You're reading: Saakashvili arrives in Kyiv, demands documents on his loss of citizenship

Former Georgian President Mikheil Saakashvili on Sept. 19 turned up at the Presidential Administration in Kyiv to demand documents setting out the legal grounds for the withdrawal of his Ukrainian citizenship.

Saakashvili held a news briefing outside the administration building, while his lawyers went inside the building to officially apply for the documents. They said their previous written requests for the documents had been ignored by the authorities.

Saakashvili’s lawyers say the Presidential Administration, the Citizenship Commission and the State Migration Service have refused to provide their client with the documents since July, when Saakashvili was stripped of his citizenship on the orders of President Petro Poroshenko. The lawyers say they believe this refusal to be illegal.

The Presidential Administration and the State Migration Service declined to comment on the issue. When asked why the State Migration Service would not comment on why it was refusing to give the documents to Saakashvili, its spokesman Serhiy Hunko said “without any reasons.”

Saakashvili said he had been placed in an absurd situation by Ukraine’s authorities.

“I don’t have a passport or documents – I have nothing,” he said. “This is a theater of the absurd that (Austro-Hungarian writer Franz) Kafka would envy.”

Saakashvili said that without the documents he could not file a lawsuit against Poroshenko’s cancellation of his citizenship.

“How can I go to court if I don’t have a single document?” Saakashvili said during his visit to Kyiv. “The president and the authorities in general are playing a con game with us… The fate of a citizen was decided secretly behind his back. And even after it was decided, they are refusing to give any documents.”

Saakashvili also said he is planning to hold a rally in the south-eastern city of Dnipro on Sept. 20.

Saakashvili said that from now on he would be based in a protest camp in the Kholodny Yar area in Cherkassy Oblast, from which he would go to major Ukrainian cities. Kholodny Yar was the base of a Ukrainian insurgent republic that fought against the White Army and the Red Army in 1918 to 1922.

He is going to hold protests in other major Ukrainian cities and attend an Oct. 17 rally in Kyiv calling for the establishment of anti-corruption courts, canceling lawmakers’ immunity from prosecution and adopting a new electoral law.

Saakashvili said that he did not expect a revolution.

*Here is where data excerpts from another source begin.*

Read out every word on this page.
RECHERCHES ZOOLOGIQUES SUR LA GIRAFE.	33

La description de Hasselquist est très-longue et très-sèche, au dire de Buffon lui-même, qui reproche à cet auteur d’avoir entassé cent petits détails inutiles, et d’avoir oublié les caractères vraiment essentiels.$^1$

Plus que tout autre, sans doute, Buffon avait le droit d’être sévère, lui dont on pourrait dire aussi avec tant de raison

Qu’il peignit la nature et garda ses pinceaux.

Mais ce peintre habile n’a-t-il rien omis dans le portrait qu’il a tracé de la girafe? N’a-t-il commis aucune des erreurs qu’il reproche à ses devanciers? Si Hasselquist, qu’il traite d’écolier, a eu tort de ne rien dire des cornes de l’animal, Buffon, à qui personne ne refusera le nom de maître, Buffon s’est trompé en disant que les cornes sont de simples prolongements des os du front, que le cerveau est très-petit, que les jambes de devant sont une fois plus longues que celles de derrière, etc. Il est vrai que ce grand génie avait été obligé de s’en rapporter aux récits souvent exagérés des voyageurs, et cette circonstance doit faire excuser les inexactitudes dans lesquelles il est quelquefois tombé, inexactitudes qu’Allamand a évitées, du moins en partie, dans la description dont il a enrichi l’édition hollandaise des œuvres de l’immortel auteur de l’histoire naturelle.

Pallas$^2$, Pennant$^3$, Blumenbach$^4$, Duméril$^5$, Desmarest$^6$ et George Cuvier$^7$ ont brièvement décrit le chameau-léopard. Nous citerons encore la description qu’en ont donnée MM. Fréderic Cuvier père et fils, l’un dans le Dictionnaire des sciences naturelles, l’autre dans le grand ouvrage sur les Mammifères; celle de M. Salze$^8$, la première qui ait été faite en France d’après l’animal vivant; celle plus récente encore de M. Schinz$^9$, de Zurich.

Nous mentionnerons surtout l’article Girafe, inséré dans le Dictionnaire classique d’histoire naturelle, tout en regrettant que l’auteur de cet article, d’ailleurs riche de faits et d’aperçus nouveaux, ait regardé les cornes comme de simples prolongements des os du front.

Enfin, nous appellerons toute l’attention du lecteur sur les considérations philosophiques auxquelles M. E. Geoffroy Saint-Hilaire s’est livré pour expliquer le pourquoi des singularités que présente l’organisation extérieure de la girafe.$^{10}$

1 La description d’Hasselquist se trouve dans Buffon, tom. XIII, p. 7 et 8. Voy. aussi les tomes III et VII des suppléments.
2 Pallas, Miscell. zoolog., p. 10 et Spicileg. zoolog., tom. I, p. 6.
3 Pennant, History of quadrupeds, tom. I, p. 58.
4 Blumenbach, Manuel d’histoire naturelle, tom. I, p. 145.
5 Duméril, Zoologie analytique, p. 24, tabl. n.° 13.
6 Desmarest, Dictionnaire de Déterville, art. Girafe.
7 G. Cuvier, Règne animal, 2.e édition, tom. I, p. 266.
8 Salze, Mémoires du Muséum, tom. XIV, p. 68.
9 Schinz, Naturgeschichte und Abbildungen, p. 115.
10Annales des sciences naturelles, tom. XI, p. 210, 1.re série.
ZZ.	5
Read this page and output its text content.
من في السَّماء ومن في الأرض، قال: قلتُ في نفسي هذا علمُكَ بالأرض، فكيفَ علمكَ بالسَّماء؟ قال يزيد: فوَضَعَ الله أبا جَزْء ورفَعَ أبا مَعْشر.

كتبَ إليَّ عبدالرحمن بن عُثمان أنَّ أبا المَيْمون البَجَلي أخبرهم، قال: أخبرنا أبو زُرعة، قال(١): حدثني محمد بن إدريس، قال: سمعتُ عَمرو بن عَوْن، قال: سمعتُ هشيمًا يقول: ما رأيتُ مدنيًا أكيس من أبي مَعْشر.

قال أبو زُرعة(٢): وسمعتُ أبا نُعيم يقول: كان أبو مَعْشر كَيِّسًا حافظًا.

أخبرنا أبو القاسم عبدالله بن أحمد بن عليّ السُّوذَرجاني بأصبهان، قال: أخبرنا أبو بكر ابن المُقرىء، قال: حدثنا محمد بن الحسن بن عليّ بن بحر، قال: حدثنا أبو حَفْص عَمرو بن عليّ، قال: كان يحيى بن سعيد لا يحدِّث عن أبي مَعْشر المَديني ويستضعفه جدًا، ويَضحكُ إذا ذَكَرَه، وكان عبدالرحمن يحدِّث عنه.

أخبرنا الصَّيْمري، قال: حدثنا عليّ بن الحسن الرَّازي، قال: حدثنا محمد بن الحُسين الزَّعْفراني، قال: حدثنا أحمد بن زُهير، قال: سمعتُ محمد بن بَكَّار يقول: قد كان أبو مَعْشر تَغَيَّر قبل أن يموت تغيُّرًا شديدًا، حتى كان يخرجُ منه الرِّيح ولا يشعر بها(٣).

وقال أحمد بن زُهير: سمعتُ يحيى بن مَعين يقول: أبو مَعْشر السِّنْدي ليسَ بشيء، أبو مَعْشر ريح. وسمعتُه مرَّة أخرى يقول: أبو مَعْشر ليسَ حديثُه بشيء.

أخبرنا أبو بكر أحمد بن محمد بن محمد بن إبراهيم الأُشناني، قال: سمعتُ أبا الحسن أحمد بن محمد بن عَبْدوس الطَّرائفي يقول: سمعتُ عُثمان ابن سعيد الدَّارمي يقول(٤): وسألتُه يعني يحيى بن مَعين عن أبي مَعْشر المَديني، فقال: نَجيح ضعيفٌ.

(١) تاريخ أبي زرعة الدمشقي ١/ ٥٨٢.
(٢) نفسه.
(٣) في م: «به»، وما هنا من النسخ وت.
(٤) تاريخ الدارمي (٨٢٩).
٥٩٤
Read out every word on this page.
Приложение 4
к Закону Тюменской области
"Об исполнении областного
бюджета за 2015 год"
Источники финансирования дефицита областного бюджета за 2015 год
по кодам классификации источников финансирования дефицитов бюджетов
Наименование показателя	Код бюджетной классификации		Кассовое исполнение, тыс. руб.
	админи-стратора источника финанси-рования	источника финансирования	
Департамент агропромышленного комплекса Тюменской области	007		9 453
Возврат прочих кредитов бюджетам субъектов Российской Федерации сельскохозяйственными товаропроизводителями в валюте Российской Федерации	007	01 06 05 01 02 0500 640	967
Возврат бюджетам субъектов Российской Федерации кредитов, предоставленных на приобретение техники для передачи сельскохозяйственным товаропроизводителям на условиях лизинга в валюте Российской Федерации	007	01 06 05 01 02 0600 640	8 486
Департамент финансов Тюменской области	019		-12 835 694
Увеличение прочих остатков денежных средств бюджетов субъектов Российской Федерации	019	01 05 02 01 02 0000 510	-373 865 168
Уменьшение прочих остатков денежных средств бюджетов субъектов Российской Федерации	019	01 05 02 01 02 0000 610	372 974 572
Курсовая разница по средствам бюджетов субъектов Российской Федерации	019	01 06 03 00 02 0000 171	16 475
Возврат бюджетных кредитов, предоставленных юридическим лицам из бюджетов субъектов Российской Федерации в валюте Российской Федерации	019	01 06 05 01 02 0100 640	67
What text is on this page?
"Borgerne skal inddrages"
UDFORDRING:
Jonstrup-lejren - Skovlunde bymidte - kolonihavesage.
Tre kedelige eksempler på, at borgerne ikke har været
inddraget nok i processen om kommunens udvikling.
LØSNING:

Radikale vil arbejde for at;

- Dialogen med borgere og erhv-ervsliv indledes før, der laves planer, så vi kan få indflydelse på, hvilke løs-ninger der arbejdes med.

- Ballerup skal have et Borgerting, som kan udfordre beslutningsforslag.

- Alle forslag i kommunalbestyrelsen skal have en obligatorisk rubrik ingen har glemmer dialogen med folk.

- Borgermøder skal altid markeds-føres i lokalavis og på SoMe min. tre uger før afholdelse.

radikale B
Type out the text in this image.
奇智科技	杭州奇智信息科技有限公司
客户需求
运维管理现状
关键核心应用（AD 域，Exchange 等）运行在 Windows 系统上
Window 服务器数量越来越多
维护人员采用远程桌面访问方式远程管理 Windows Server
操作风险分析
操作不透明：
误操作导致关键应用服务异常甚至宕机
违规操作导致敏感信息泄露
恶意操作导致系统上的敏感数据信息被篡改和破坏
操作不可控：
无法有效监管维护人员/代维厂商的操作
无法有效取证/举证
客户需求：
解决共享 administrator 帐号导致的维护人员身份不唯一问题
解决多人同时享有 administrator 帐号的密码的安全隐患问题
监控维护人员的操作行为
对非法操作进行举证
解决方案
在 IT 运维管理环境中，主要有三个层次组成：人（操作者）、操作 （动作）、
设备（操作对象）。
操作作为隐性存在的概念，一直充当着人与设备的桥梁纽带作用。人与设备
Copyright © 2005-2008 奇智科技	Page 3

He argued that the authorities would either succumb to civil society demands or would be replaced peacefully since nobody would defend them with weapons in contrast with ex-President Viktor Yanukovych’s era.

“If they fail to resolve this, the people will do it themselves,” Saakashvili said. “On the border the people decided that I must be in Ukraine. Similarly, the people will decide that (the incumbent authorities) must not be in these buildings.”

Saakashvili said that he intended to bring “300 Spartans” as lawmakers during parliamentary elections into the Verkhovna Rada, and they would carry out radical reforms.

Saakashvili foiled the authorities’ attempts to prevent his entry to Ukraine, and broke through the Ukrainian border on Sept. 10. After stopping off in Lviv, he then embarked on a tour of the country, holding rallies in Chernivtsi, Kherson, Ivano-Frankivsk and Vinnytsya.

When Poroshenko stripped Saakashvili of his citizenship in July, he said that the former Georgian president had submitted incorrect information when applying for citizenship in 2015.

However, Saakashvili’s lawyers argue that the cancellation of Saakashvili’s citizenship is illegal because it violates the Constitution, Ukrainian and international law and due process, and is politically motivated. And as a stateless permanent resident of Ukraine, he has the right to enter the country without a visa under the law, his lawyers said.

Lawyer Vitaly Tytych said that only a conviction of a severe crime could be grounds for stripping someone of Ukrainian citizenship, and Saakashvili has not been convicted of any crimes. Lawyers also say Poroshenko’s refusal to publish the decree on Saakashvili’s loss of citizenship is illegal, which Poroshenko denies.

Meanwhile, the Kharkiv Human Rights Group believes Poroshenko’s decree to strip Saakashvili of citizenship violates a constitutional ban on the arbitrary cancellation of citizenship.

Members of the Citizenship Commission who voted for canceling Saakashvili’s citizenship are also controversial. One of them, the Interior Ministry’s State Secretary Oleksiy Takhtai, negotiated a corrupt deal in a video with a person who has already been convicted for the deal.

Saakashvili also applied for political asylum when he entered Ukraine on Sept. 10, in connection with what he views as political persecution by Georgia.

Georgia has asked Ukraine to extradite Saakashvili. However, Prosecutor General Yuriy Lutsenko said on Sept. 16 that the former Georgian president would not be extradited while he has a residence permit for Ukraine.

Earlier, Deputy Justice Minister Denys Chernyshov said on Sept. 13 that the ministry could make a decision on Georgia’s recent extradition request only after a Tbilisi court convicts him. In 2015 Ukraine rejected two previous extradition requests from Georgia for Saakashvili, arguing that the moves had been politically motivated.